The transitional case managers work with hospital case managers, patients, and patients’ families for three to five days before discharge. They are very involved with the discharge plan, she notes.
“If we think the family is able to provide care for the patient, then we keep the primary care provider aware through the whole continuum of care, from post-acute to home with home services,” Vanaskie says. “We also help patients get to their primary care provider appointment.”
The program staffs a care coordinator in the primary care office. When home health is about to close the case, there is a discussion with the care coordinator, who helps make an appointment for the patient to meet with the primary provider.
“Then, we monitor the patient with a phone call follow-up or visit the patient, usually about 45 days after discharge,” Vanaskie says.

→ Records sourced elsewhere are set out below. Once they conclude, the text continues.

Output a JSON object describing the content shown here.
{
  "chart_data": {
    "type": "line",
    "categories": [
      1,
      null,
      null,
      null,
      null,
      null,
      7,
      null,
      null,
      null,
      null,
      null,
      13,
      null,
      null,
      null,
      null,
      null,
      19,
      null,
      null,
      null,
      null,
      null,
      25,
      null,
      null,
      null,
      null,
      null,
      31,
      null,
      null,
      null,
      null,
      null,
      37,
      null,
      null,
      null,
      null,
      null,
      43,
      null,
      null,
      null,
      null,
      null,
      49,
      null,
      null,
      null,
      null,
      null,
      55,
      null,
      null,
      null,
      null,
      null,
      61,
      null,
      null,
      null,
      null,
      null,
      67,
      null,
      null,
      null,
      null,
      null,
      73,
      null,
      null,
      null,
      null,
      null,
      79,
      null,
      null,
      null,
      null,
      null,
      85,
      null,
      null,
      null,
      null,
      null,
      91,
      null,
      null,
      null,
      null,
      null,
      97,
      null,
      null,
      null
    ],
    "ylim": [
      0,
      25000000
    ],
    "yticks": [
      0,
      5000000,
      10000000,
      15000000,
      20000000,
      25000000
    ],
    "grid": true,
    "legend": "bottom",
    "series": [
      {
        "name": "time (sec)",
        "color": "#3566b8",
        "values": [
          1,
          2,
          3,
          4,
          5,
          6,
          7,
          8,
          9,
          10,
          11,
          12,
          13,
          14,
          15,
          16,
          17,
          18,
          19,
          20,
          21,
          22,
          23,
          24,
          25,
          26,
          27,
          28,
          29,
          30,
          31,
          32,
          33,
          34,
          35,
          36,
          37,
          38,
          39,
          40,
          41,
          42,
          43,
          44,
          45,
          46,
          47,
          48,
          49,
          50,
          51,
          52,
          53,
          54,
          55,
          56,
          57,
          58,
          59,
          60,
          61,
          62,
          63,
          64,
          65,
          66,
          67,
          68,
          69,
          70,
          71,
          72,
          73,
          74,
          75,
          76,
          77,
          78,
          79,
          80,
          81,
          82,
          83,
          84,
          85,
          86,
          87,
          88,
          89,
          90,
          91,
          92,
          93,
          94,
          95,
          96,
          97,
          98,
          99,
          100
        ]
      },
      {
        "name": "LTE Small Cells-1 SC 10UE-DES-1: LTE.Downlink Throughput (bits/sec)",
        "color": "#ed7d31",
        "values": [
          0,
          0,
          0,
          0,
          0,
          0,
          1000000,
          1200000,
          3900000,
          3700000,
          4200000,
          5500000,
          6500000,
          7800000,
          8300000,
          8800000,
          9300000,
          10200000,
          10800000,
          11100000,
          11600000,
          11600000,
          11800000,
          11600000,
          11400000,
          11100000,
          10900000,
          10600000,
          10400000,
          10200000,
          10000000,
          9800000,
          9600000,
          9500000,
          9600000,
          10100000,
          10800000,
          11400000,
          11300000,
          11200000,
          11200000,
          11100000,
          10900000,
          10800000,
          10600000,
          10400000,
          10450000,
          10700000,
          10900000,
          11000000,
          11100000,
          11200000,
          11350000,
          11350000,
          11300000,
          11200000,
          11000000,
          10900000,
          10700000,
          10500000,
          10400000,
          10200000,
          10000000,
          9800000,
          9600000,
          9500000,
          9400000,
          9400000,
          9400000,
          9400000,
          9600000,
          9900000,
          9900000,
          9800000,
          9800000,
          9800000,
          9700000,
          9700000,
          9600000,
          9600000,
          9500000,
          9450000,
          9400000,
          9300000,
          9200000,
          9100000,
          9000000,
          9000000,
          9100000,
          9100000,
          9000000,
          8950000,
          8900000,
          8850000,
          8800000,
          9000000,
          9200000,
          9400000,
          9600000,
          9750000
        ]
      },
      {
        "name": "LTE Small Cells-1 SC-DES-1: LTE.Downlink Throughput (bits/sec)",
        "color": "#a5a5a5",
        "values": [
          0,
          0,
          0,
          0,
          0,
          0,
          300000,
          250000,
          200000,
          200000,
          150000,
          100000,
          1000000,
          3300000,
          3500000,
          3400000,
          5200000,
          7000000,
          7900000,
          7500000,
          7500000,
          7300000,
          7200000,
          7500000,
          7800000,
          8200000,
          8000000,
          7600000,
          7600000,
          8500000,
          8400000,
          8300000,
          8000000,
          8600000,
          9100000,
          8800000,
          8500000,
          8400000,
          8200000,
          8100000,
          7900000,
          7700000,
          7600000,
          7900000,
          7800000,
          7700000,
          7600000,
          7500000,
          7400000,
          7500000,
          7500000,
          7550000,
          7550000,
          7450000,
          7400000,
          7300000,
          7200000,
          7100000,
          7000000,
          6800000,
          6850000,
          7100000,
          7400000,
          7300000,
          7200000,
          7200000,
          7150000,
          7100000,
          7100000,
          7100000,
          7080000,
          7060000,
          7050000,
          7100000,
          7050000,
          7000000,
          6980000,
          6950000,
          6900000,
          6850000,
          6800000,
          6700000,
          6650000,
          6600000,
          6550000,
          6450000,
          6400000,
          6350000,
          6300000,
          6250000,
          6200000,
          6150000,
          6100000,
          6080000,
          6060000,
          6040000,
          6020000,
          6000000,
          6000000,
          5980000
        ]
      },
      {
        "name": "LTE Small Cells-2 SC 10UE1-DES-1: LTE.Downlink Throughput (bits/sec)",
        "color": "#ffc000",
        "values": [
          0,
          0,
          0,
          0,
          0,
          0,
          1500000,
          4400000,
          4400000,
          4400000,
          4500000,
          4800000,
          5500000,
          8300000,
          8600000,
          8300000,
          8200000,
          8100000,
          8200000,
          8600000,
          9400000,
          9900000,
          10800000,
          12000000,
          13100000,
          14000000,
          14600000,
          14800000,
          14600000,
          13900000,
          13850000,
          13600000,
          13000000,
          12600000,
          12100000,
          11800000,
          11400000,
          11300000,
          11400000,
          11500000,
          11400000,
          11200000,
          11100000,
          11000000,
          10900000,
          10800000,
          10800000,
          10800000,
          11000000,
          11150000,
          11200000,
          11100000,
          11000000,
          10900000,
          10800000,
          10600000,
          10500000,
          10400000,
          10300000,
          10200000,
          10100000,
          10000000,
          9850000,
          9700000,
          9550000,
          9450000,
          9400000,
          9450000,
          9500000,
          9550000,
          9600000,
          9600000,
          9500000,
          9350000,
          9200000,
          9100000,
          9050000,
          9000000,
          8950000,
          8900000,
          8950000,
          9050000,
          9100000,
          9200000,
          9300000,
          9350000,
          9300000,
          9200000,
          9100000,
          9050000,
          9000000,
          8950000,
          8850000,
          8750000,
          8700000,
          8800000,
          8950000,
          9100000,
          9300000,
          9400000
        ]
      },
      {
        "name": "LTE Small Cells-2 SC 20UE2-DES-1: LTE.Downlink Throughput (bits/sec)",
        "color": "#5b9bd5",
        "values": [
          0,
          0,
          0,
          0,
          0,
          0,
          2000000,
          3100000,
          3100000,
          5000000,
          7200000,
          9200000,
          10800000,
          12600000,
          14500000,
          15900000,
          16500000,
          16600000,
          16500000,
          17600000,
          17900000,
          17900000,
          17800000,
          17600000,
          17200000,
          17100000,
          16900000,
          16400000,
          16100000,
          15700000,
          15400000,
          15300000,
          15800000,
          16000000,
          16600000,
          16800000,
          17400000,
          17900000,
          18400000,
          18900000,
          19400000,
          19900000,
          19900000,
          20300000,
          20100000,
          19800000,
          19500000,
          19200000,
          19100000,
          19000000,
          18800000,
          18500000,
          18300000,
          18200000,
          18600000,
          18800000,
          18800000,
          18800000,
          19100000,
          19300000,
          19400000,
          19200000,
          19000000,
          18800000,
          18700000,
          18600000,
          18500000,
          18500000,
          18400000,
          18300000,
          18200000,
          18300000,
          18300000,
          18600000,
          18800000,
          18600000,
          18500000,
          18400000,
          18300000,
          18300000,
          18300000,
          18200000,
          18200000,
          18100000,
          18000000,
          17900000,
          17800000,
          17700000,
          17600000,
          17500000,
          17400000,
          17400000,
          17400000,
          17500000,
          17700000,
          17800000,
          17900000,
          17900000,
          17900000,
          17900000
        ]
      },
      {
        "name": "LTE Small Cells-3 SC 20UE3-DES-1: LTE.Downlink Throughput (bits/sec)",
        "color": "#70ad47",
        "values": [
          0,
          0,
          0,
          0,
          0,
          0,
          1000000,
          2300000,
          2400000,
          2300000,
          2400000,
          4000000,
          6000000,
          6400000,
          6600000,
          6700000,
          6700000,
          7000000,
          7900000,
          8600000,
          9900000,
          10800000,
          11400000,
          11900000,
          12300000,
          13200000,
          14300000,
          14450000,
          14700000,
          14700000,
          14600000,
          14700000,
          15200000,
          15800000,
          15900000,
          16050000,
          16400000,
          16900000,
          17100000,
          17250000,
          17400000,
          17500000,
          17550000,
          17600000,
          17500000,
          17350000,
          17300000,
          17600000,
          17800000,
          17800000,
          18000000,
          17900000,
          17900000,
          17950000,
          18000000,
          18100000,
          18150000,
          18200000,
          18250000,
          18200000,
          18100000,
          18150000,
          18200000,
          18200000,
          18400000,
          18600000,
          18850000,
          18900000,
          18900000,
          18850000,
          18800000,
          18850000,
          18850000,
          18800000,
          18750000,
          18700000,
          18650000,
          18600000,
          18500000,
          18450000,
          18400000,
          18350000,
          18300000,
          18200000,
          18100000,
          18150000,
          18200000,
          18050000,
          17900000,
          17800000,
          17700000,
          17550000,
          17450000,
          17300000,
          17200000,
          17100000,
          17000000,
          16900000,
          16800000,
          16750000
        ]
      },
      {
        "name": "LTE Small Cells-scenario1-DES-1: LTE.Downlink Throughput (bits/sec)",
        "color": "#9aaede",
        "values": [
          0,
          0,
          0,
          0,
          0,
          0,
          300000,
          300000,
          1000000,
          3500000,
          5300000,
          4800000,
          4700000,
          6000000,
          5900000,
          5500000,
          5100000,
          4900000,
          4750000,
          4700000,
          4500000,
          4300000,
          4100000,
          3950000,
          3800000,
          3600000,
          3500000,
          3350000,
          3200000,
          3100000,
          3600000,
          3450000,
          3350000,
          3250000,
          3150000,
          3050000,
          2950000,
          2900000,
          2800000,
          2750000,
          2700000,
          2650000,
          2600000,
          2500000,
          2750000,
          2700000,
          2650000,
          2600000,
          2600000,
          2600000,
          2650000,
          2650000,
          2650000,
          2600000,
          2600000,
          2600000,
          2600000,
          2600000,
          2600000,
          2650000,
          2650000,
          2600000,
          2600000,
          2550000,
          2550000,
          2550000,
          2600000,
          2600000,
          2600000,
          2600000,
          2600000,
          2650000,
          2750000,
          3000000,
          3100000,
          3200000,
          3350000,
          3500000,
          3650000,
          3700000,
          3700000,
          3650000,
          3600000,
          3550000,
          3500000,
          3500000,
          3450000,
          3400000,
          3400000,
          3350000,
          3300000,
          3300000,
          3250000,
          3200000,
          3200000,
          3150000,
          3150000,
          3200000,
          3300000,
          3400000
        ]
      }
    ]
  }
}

Since the program is financially responsible for the patient’s care for 90 days, the care coordinator’s role is important for staying on top of how that patient is doing, she adds. The transitional case management team also follows patients into the skilled nursing facility or acute rehabilitation care settings. They check up on the patients either virtually or in person, when it is safe. They attend all the patient care conferences.
“We only send patients to our preferred provider skilled nursing facilities,” Vanaskie says. “It’s key that you trust the performance of the next site of care. If they are a poor performer and have a lot of readmissions, it will impact the BCPI performance. We send patients to post-acute settings we know have high quality and lower readmissions.”
If a post-acute care provider’s performance is subpar, they are put on an action plan. Their next quarter’s data are assessed for signs of improvement.
“We have 26 preferred provider skilled nursing facilities, so we do have quite a few choices. We placed them strategically around all six of our hospitals,” Vanaskie says. “When we meet with patients, we explain that we monitor the skilled nursing facility’s quality, and so we feel confident in sending them to these post-acute providers.”
In some cases, patients who have been discharged home cannot visit their primary care provider’s office. The program employs a nurse practitioner and paramedic who can visit as part of post-acute mobile care, she notes.
“They have equipment and can do labs, breathing treatments, IVs, and medicine — like a mobile urgent care,” Vanaskie explains. “What we don’t want is for people to go back to the hospital unnecessarily, and a lot of patients don’t want to go to the hospital. It’s the last place they want to go, and Medicare pays for mobile care — like a home treatment.”